这是Strongswan命令的完整输出。
sample = """
Status of IKE charon daemon (strongSwan 5.9.1, Linux 4.15.0-162-generic, x86_64):
uptime: 25 hours, since Mar 23 15:23:53 2022
worker threads: 11 of 16 idle, 5/0/0/0 working, job queue: 0/0/0/0, scheduled: 10
loaded plugins: charon aesni
Listening IP addresses:
169.254.123.2
192.168.51.254
Connections:
oof-1-1: %any...10.1.0.242 IKEv2, dpddelay=30s
oof-1-1: remote: [server] uses public key authentication
oof-1-1: child: dynamic === 0.0.0.0/0 TUNNEL, dpdaction=restart
oof-1-2: %any...10.1.0.242 IKEv2, dpddelay=30s
oof-1-2: remote: [server] uses public key authentication
oof-1-2: child: dynamic === 0.0.0.0/0 TUNNEL, dpdaction=restart
oof-2-1: %any...10.1.0.242 IKEv2, dpddelay=30s
oof-2-1: remote: [server] uses public key authentication
oof-2-1: child: dynamic === 0.0.0.0/0 TUNNEL, dpdaction=restartd
Security Associations:
oof-1-1: %any...10.1.0.242 IKEv2, dpddelay=30s
oof-1-1: remote: [server] uses public key authentication
oof-1-1: child: dynamic === 0.0.0.0/0 TUNNEL, dpdaction=restart
oof-1-2: %any...10.1.0.242 IKEv2, dpddelay=30s
oof-1-2: remote: [server] uses public key authentication
oof-1-2: child: dynamic === 0.0.0.0/0 TUNNEL, dpdaction=restart
oof-2-1: %any...10.1.0.242 IKEv2, dpddelay=30s
oof-2-1: remote: [server] uses public key authentication
oof-2-1: child: dynamic === 0.0.0.0/0 TUNNEL, dpdaction=restartd
"""
这是解析解决方案中使用的样本:
sample = """
Connections:
oof-1-1: %any...10.1.0.242 IKEv2, dpddelay=30s
oof-1-1: remote: [server] uses public key authentication
oof-1-1: child: dynamic === 0.0.0.0/0 TUNNEL, dpdaction=restart
oof-1-2: %any...10.1.0.242 IKEv2, dpddelay=30s
oof-1-2: remote: [server] uses public key authentication
oof-1-2: child: dynamic === 0.0.0.0/0 TUNNEL, dpdaction=restart
oof-2-1: %any...10.1.0.242 IKEv2, dpddelay=30s
oof-2-1: remote: [server] uses public key authentication
oof-2-1: child: dynamic === 0.0.0.0/0 TUNNEL, dpdaction=restartd
Security Associations:
oof-1-1: %any...10.1.0.242 IKEv2, dpddelay=30s
oof-1-1: remote: [server] uses public key authentication
oof-1-1: child: dynamic === 0.0.0.0/0 TUNNEL, dpdaction=restart
oof-1-2: %any...10.1.0.242 IKEv2, dpddelay=30s
oof-1-2: remote: [server] uses public key authentication
oof-1-2: child: dynamic === 0.0.0.0/0 TUNNEL, dpdaction=restart
oof-2-1: %any...10.1.0.242 IKEv2, dpddelay=30s
oof-2-1: remote: [server] uses public key authentication
oof-2-1: child: dynamic === 0.0.0.0/0 TUNNEL, dpdaction=restartd
"""
I am trying to parse the output of the commandip netns exec vpn_ns ipsec stroke statusall
(example pasted below).
The command provides multiple lines for each service (oof-#n-#i) terminator (#n) and instance using that terminator (#i), so
oof-2-1 is terminator server oof-2 instance 1.

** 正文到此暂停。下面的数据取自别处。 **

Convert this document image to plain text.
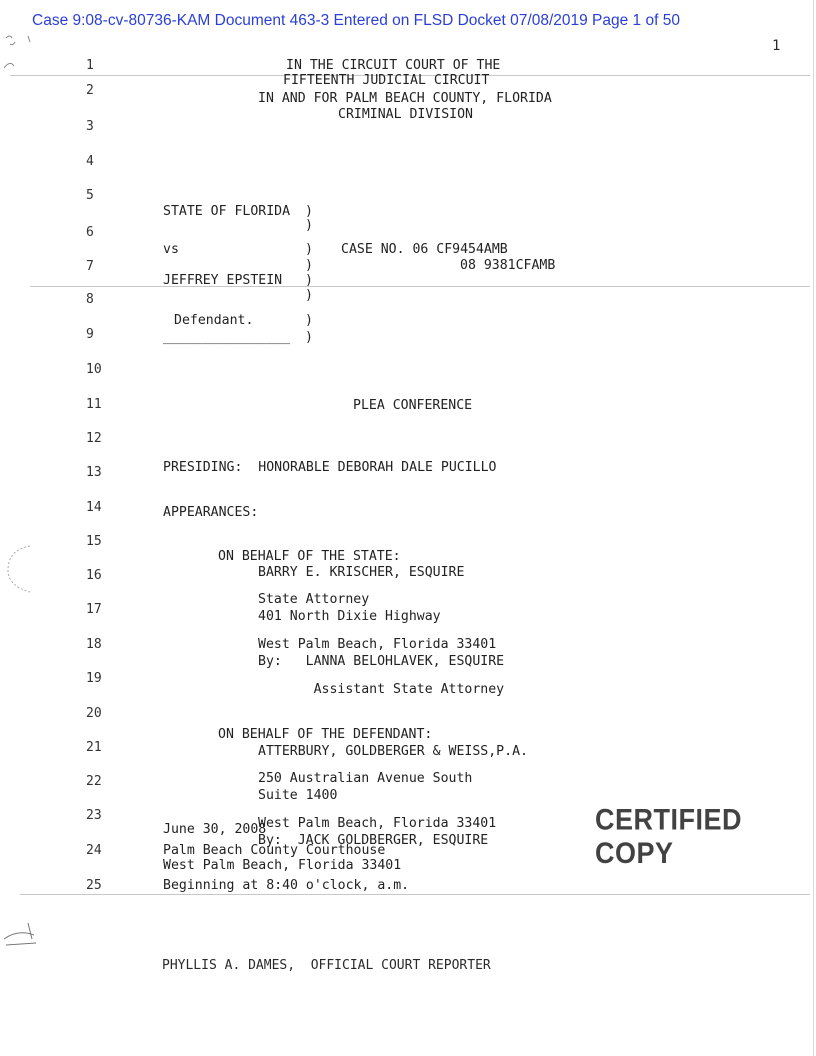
Case 9:08-cv-80736-KAM Document 463-3 Entered on FLSD Docket 07/08/2019 Page 1 of 50
1
1
2
3
4
5
6
7
8
9
10
11
12
13
14
15
16
17
18
19
20
21
22
23
IN THE CIRCUIT COURT OF THE
FIFTEENTH JUDICIAL CIRCUIT
IN AND FOR PALM BEACH COUNTY, FLORIDA
CRIMINAL DIVISION
STATE OF FLORIDA )
)
vs	) CASE NO. 06 CF9454AMB
)	08 9381CFAMB
JEFFREY EPSTEIN )
)
Defendant.	)
________________ )
PLEA CONFERENCE
PRESIDING:  HONORABLE DEBORAH DALE PUCILLO
APPEARANCES:
ON BEHALF OF THE STATE:
BARRY E. KRISCHER, ESQUIRE
State Attorney
401 North Dixie Highway
West Palm Beach, Florida 33401
By:   LANNA BELOHLAVEK, ESQUIRE
Assistant State Attorney
ON BEHALF OF THE DEFENDANT:
ATTERBURY, GOLDBERGER & WEISS,P.A.
250 Australian Avenue South
Suite 1400
West Palm Beach, Florida 33401
By:  JACK GOLDBERGER, ESQUIRE
CERTIFIED COPY
June 30, 2008
PHYLLIS A. DAMES,  OFFICIAL COURT REPORTER
24
25
Palm Beach County Courthouse
West Palm Beach, Florida 33401
Beginning at 8:40 o'clock, a.m.
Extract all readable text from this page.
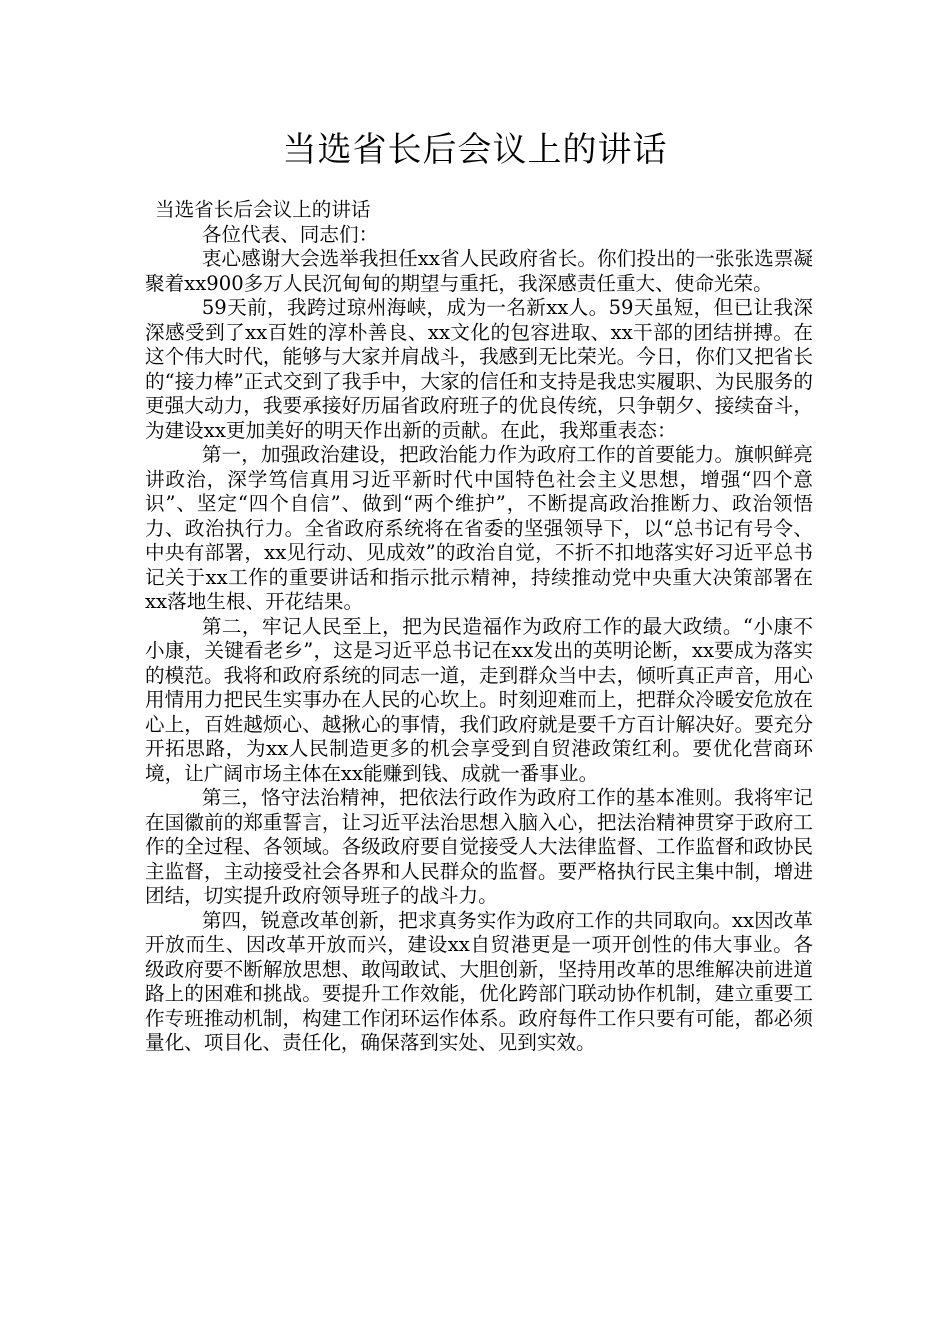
当选省长后会议上的讲话

当选省长后会议上的讲话

各位代表、同志们：

衷心感谢大会选举我担任xx省人民政府省长。你们投出的一张张选票凝聚着xx900多万人民沉甸甸的期望与重托，我深感责任重大、使命光荣。

59天前，我跨过琼州海峡，成为一名新xx人。59天虽短，但已让我深深感受到了xx百姓的淳朴善良、xx文化的包容进取、xx干部的团结拼搏。在这个伟大时代，能够与大家并肩战斗，我感到无比荣光。今日，你们又把省长的“接力棒”正式交到了我手中，大家的信任和支持是我忠实履职、为民服务的更强大动力，我要承接好历届省政府班子的优良传统，只争朝夕、接续奋斗，为建设xx更加美好的明天作出新的贡献。在此，我郑重表态：

第一，加强政治建设，把政治能力作为政府工作的首要能力。旗帜鲜亮讲政治，深学笃信真用习近平新时代中国特色社会主义思想，增强“四个意识”、坚定“四个自信”、做到“两个维护”，不断提高政治推断力、政治领悟力、政治执行力。全省政府系统将在省委的坚强领导下，以“总书记有号令、中央有部署，xx见行动、见成效”的政治自觉，不折不扣地落实好习近平总书记关于xx工作的重要讲话和指示批示精神，持续推动党中央重大决策部署在xx落地生根、开花结果。

第二，牢记人民至上，把为民造福作为政府工作的最大政绩。“小康不小康，关键看老乡”，这是习近平总书记在xx发出的英明论断，xx要成为落实的模范。我将和政府系统的同志一道，走到群众当中去，倾听真正声音，用心用情用力把民生实事办在人民的心坎上。时刻迎难而上，把群众冷暖安危放在心上，百姓越烦心、越揪心的事情，我们政府就是要千方百计解决好。要充分开拓思路，为xx人民制造更多的机会享受到自贸港政策红利。要优化营商环境，让广阔市场主体在xx能赚到钱、成就一番事业。

第三，恪守法治精神，把依法行政作为政府工作的基本准则。我将牢记在国徽前的郑重誓言，让习近平法治思想入脑入心，把法治精神贯穿于政府工作的全过程、各领域。各级政府要自觉接受人大法律监督、工作监督和政协民主监督，主动接受社会各界和人民群众的监督。要严格执行民主集中制，增进团结，切实提升政府领导班子的战斗力。

第四，锐意改革创新，把求真务实作为政府工作的共同取向。xx因改革开放而生、因改革开放而兴，建设xx自贸港更是一项开创性的伟大事业。各级政府要不断解放思想、敢闯敢试、大胆创新，坚持用改革的思维解决前进道路上的困难和挑战。要提升工作效能，优化跨部门联动协作机制，建立重要工作专班推动机制，构建工作闭环运作体系。政府每件工作只要有可能，都必须量化、项目化、责任化，确保落到实处、见到实效。
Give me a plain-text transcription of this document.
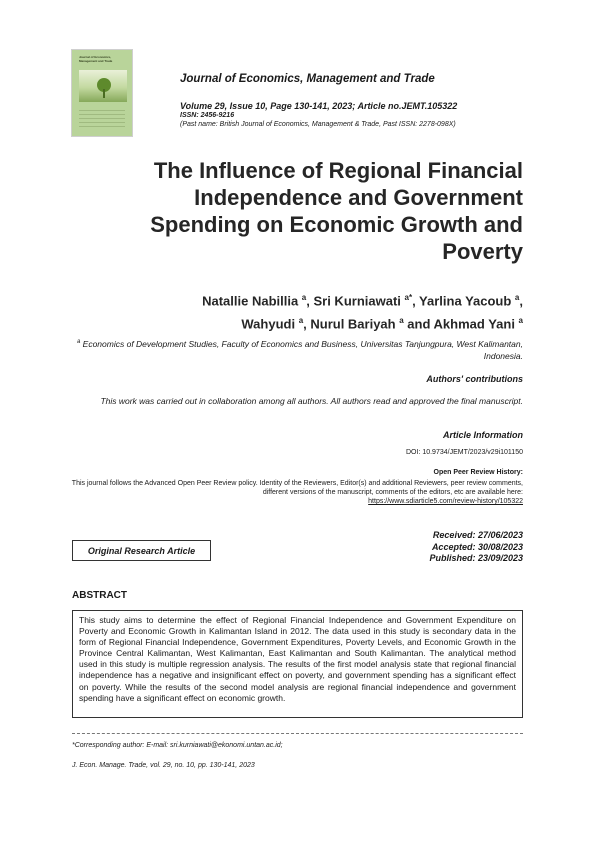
Journal of Economics, Management and Trade
Journal of Economics, Management and Trade
Volume 29, Issue 10, Page 130-141, 2023; Article no.JEMT.105322
ISSN: 2456-9216
(Past name: British Journal of Economics, Management & Trade, Past ISSN: 2278-098X)
The Influence of Regional Financial Independence and Government Spending on Economic Growth and Poverty
Natallie Nabillia $^a$, Sri Kurniawati $^{a*}$, Yarlina Yacoub $^a$,
Wahyudi $^a$, Nurul Bariyah $^a$ and Akhmad Yani $^a$
$^a$ Economics of Development Studies, Faculty of Economics and Business, Universitas Tanjungpura, West Kalimantan, Indonesia.
Authors' contributions
This work was carried out in collaboration among all authors. All authors read and approved the final manuscript.
Article Information
DOI: 10.9734/JEMT/2023/v29i101150
Open Peer Review History:
This journal follows the Advanced Open Peer Review policy. Identity of the Reviewers, Editor(s) and additional Reviewers, peer review comments, different versions of the manuscript, comments of the editors, etc are available here:
https://www.sdiarticle5.com/review-history/105322
Received: 27/06/2023
Accepted: 30/08/2023
Published: 23/09/2023
Original Research Article
ABSTRACT
This study aims to determine the effect of Regional Financial Independence and Government Expenditure on Poverty and Economic Growth in Kalimantan Island in 2012. The data used in this study is secondary data in the form of Regional Financial Independence, Government Expenditures, Poverty Levels, and Economic Growth in the Province Central Kalimantan, West Kalimantan, East Kalimantan and South Kalimantan. The analytical method used in this study is multiple regression analysis. The results of the first model analysis state that regional financial independence has a negative and insignificant effect on poverty, and government spending has a significant effect on poverty. While the results of the second model analysis are regional financial independence and government spending have a significant effect on economic growth.
*Corresponding author: E-mail: sri.kurniawati@ekonomi.untan.ac.id;
J. Econ. Manage. Trade, vol. 29, no. 10, pp. 130-141, 2023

How do I declare a match that collects all the lines prefixed by the same id?
From the example I am trying to get to something like this dict:
results = {
'connections':
{
'oof-1-1': [ 3 lines starting with oof-1-1 in section "Connections" ],
'oof-1-2': [ 3 lines starting with oof-1-2 in section "Connections" ]
'oof-2-1': [ 3 lines starting with oof-2-1 in section "Connections" ]
},
'sec_assocs':
{
'oof-1-1': [ 3 lines starting with oof-1-1 in section "Security Associations" ],
'oof-1-2': [ 3 lines starting with oof-1-2 in section "Security Associations" ]
'oof-2-1': [ 3 lines starting with oof-2-1 in section "Security Associations" ]
}
}
Where each id contains a list of the lines that start with it.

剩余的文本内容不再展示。